At this point in time, it’s not wrong to say that Huawei is clearly feeling the pinch of the US’ executive order and sanctions, plus the subsequent loss of silicon partners and suppliers. That doesn’t mean the Chinese brand hasn’t been idle though, and recently, news has emerged that the company is currently working on new desktop CPU.
The CPU is reportedly a part of Huawei’s Kunpeng lineup and is being developed using the brand’s massive stockpiled of chips it had been amassing since sanctions on it were imposed. On paper, the CPU is officially called the Kunpeng 920 3211K, there are two takeaways to this story. First, the CPU is said to be a 24-core monster, but more to the point, reports are saying that it outperforms Intel’s 9th generation Core i9-9900K CPU.
To be both fair and specific, that feat seems to only be achievable in terms of multi-core performance, and not single-core, indicating that the Huawei there are some hurdles left for the company to get across in that aspect. Interestingly, the report also said that Huawei’s 24-core CPU was able to outperform the Core i9-9900K’s multi-core performance using a 200W PSU as well.
As for the desktop system Huawei has built for it, we’re certainly not going to find it outside of China anytime soon; known internally as Pangu, is said to support up to 64GB DDR4 RAM, and features an array of PCIe 3.0 slots, M.2 SSD slots, and six SATA 3.0 slots.

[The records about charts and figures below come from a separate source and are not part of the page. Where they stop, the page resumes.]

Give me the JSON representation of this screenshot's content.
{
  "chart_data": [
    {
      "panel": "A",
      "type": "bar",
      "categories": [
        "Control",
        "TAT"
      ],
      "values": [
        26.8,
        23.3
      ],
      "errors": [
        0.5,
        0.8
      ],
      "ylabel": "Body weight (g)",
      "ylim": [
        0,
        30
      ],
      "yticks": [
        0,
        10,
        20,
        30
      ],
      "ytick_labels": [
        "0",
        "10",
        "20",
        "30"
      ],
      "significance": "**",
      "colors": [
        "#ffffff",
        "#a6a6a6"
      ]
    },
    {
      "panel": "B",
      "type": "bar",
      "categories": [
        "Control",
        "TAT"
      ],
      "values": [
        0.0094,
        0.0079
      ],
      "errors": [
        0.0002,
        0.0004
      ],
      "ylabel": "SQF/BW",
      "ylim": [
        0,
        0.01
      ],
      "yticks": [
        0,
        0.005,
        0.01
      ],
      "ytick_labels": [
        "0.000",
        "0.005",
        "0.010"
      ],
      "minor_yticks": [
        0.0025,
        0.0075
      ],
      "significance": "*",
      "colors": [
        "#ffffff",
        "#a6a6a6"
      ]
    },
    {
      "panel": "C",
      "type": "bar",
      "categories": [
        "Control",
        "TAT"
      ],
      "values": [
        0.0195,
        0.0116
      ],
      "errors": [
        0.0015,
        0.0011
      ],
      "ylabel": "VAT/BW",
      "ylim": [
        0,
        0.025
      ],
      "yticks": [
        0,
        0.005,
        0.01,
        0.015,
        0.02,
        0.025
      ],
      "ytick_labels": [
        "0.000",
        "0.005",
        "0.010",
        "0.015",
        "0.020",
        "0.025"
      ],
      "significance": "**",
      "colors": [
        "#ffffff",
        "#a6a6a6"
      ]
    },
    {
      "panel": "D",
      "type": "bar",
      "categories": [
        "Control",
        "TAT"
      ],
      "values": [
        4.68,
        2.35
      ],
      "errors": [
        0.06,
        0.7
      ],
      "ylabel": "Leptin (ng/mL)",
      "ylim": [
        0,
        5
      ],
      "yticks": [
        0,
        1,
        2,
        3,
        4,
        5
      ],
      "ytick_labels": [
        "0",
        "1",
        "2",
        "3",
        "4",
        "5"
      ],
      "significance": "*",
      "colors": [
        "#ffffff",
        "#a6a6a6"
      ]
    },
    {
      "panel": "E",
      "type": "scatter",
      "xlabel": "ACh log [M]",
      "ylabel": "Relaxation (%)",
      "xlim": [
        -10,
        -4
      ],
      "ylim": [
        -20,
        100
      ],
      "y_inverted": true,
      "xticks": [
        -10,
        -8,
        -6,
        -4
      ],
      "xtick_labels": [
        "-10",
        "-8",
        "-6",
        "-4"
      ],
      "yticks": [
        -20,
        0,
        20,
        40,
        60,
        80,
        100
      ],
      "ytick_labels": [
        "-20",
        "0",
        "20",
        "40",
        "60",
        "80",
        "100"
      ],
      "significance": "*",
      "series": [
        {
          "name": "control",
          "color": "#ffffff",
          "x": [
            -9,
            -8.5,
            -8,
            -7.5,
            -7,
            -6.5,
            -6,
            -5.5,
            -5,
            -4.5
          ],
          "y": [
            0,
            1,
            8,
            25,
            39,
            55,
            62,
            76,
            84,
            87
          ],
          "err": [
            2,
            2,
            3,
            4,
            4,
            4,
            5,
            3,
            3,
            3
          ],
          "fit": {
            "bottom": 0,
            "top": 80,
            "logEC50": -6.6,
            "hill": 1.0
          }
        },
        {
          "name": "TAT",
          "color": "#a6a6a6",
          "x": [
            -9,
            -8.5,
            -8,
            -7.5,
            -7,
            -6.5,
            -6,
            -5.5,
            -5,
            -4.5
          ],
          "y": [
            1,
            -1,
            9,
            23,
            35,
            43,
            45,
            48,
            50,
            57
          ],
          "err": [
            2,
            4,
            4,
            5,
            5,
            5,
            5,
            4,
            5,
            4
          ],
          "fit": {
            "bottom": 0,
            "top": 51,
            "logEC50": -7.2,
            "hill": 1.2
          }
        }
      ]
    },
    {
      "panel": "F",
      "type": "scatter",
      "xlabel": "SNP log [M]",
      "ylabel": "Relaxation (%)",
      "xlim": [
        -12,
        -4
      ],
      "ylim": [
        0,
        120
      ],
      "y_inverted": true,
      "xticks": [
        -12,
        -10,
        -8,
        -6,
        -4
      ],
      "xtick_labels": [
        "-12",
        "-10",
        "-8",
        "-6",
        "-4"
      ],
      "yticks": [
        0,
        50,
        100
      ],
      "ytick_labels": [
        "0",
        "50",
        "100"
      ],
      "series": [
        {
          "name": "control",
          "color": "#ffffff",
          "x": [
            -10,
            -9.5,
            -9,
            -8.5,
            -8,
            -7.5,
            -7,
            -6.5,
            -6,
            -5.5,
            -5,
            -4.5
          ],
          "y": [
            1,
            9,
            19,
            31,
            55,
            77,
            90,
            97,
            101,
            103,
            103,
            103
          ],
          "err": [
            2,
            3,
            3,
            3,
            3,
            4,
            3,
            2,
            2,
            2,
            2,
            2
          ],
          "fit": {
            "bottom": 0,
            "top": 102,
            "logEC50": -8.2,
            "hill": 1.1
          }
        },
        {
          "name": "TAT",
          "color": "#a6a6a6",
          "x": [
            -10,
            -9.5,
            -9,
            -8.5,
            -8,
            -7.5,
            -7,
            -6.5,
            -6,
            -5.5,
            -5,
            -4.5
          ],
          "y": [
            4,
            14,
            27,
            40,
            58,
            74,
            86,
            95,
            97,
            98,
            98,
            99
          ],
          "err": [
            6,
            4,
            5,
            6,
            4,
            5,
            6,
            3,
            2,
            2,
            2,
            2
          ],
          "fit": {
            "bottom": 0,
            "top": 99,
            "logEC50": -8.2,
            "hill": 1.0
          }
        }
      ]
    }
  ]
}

By a stroke of luck, though, someone had managed to get their hands on a base model of the Pangu. However, this desktop variant came with an 8-cores Kunpeng 920 CPU, 16GB RAM, a 256GB SSD, and a non-generic, Chinese brand GPU. Even the OS running on the system is different; instead of Windows 10, the system runs on Unified Operating System (UOS), a Linux-based OS developed by Tongxin Software as a potential replacement in China.